Four Labor ministers, including highly regarded resources minister Martin Ferguson, have left cabinet in the last 24 hours, with three resigning today following the sacking of Simon Crean yesterday.
The resignations of senior members of the Labor cabinet came as Kevin Rudd announced he will no longer seek the leadership of the Labor Party.
Resources Minister Martin Ferguson and Human Services Minister Kim Carr resigned earlier today as the fallout from yesterday's failed coup on Prime Minister Julia Gillard's leadership continues.
They became the latest ministers to resign, joining Tertiary Education Minister Chris Bowen in stepping down.
Simon Crean was sacked yesterday after initiating the failed spill.
Mr Ferguson and Mr Carr, both Kevin Rudd supporters, called for the party to unite after yesterday’s extraordinary caucus meeting which saw Prime Minister Gillard hold onto the leadership unopposed.
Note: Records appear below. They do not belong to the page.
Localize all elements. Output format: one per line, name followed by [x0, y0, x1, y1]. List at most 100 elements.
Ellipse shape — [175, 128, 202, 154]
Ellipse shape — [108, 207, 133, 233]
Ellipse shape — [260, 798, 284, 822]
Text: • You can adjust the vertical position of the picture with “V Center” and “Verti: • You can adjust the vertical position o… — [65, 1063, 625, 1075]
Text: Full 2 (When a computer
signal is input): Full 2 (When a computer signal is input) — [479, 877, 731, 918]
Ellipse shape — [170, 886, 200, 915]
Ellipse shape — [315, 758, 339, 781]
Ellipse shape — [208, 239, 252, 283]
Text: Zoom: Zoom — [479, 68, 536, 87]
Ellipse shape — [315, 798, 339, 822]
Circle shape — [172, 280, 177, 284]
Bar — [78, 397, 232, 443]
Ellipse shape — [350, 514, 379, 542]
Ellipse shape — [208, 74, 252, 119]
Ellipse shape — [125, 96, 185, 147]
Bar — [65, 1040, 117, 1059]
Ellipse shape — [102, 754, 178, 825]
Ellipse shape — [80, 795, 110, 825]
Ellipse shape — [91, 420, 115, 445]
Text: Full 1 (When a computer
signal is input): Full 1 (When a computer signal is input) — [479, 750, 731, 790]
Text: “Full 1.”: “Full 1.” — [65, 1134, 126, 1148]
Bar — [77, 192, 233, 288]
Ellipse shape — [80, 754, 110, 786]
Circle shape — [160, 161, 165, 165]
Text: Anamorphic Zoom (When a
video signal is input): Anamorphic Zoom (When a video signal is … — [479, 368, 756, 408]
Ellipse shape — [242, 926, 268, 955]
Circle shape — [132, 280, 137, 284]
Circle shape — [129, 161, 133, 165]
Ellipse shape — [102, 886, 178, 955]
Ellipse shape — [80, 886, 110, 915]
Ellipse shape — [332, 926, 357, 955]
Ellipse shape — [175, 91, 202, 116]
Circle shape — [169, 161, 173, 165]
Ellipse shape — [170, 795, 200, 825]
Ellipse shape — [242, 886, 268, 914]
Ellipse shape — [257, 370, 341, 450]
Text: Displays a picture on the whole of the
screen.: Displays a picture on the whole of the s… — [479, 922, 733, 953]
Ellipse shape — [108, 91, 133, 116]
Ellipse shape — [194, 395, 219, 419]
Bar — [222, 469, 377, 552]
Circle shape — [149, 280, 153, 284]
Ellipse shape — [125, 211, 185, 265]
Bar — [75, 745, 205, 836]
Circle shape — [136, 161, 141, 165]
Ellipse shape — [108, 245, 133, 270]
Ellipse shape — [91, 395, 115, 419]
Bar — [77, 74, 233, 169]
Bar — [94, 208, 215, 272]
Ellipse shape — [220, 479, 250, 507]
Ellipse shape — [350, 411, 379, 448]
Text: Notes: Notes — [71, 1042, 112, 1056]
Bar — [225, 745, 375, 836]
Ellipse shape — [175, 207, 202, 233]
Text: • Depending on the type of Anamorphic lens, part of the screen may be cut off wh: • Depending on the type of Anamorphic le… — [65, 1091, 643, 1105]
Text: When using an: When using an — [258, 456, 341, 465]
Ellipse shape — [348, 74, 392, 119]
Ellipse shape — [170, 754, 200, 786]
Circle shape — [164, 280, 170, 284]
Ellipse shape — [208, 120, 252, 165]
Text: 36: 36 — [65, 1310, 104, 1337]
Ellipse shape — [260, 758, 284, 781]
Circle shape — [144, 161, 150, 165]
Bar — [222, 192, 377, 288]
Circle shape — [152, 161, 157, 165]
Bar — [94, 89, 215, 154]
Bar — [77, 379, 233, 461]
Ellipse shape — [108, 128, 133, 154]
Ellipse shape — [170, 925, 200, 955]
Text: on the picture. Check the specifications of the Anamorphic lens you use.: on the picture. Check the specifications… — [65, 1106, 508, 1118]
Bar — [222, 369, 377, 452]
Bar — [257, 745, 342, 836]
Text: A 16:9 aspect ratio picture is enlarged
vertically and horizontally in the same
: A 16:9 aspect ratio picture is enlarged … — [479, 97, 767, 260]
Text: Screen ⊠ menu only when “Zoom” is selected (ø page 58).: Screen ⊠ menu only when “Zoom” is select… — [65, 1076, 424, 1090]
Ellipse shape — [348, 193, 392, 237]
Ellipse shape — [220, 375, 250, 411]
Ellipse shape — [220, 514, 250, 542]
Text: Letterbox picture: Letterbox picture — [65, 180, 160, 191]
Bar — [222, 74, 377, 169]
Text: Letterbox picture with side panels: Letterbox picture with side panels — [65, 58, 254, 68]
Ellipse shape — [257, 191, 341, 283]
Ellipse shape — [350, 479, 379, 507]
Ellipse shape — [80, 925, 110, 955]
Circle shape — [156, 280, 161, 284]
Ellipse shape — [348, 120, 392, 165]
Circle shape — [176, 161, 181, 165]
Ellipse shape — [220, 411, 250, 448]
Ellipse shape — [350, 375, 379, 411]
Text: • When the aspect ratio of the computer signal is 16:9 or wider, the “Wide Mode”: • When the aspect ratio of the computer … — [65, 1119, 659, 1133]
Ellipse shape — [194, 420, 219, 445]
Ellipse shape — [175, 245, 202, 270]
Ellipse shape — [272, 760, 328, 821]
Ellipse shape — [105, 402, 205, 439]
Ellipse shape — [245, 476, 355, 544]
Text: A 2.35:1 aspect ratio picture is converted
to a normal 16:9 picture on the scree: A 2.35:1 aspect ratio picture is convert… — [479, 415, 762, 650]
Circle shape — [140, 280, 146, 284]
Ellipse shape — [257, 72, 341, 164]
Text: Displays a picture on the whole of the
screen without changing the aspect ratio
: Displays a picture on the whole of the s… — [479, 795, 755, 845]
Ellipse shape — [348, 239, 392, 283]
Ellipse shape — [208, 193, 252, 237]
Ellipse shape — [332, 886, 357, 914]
Mr Ferguson said it was a personal decision to step down.
He called on Labor to regain the respect of all Australians and reclaim the legacy of the Hawke and Keating governments.
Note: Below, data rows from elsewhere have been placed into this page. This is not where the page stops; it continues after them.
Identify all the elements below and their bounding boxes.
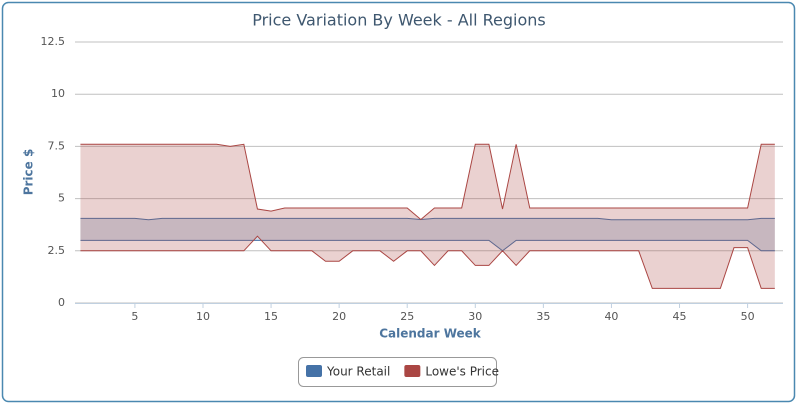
legend-label: Your Retail xyxy=(326,365,390,379)
range-low-line xyxy=(80,239,775,252)
x-tick-label: 5 xyxy=(131,310,138,323)
x-tick-label: 20 xyxy=(332,310,346,323)
range-high-line xyxy=(80,217,775,221)
range-high-line xyxy=(80,143,775,221)
legend-swatch xyxy=(306,365,322,377)
y-tick-label: 10 xyxy=(51,87,65,100)
y-tick-label: 7.5 xyxy=(48,139,66,152)
legend: Your Retail Lowe's Price xyxy=(306,365,499,379)
y-tick-label: 0 xyxy=(58,296,65,309)
chart-title: Price Variation By Week - All Regions xyxy=(252,11,546,30)
x-tick-label: 15 xyxy=(264,310,278,323)
y-tick-label: 5 xyxy=(58,192,65,205)
x-tick-label: 45 xyxy=(673,310,687,323)
grid: 0 2.5 5 7.5 10 12.5 5 10 15 20 25 30 35 40 45 50 xyxy=(41,35,783,323)
plot-area xyxy=(80,143,775,289)
x-tick-label: 35 xyxy=(536,310,550,323)
x-tick-label: 10 xyxy=(196,310,210,323)
legend-box xyxy=(298,357,497,387)
legend-label: Lowe's Price xyxy=(425,365,499,379)
range-area xyxy=(80,218,775,251)
y-tick-label: 2.5 xyxy=(48,244,66,257)
x-tick-label: 40 xyxy=(604,310,618,323)
range-area xyxy=(80,144,775,289)
x-tick-label: 25 xyxy=(400,310,414,323)
x-tick-label: 50 xyxy=(741,310,755,323)
range-low-line xyxy=(80,235,775,289)
x-axis-title: Calendar Week xyxy=(379,327,482,341)
legend-swatch xyxy=(404,365,421,377)
y-tick-label: 12.5 xyxy=(41,35,66,48)
y-axis-title: Price $ xyxy=(22,149,36,196)
x-tick-label: 30 xyxy=(468,310,482,323)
"It is the right and honorable decision, I maintain my dignity and sense of decency," Mr Ferguson said.
"I say to the party, get on with the job, I'm going to back you."
Mr Ferguson told reporters in Canberra he would have supported Kevin Rudd and Simon Crean yesterday, had he been present for the vote.
"For those reasons I would have voted for Kevin Rudd yesterday and Simon Crean to try and give this party a fresh start," he said.
"Unfortunately the events of yesterday were not what we have hoped for.
"The caucus has made its decision. I respect that decision."
Mr Ferguson has held the position of Resources Minister since 2007.
Mr Ferguson said he believed Labor had been doing a good job until the introduction of its mining tax.
"When you look at the way we handled the global financial crisis, Australians didn't appreciate there was a worldwide recession," he said.
"Things were going well then we got ourselves derailed by the mining tax dispute.
Shortly after Mr Ferguson addressed reporters, Human Services Minisiter Kim Carr held his own conference to announce his resignation, saying he had not taken the decision lightly.
"I will forever be grateful to the Labor Party for the opportunity to serve as a minister in a Labor government," Mr Carr said.
"It is working with people who deeply care about the future of this country that has made my time as a minister so rewarding."
Mr Carr said he took the view that this week was the party's last opportunity to install Mr Rudd as leader.
He said the spill numbers were close, but the Labor caucus felt it would be in the party's best interest that Mr Rudd would not stand.
"We have no option but to defend the caucus decision and work for re-election of the government under the current circumstances," he said.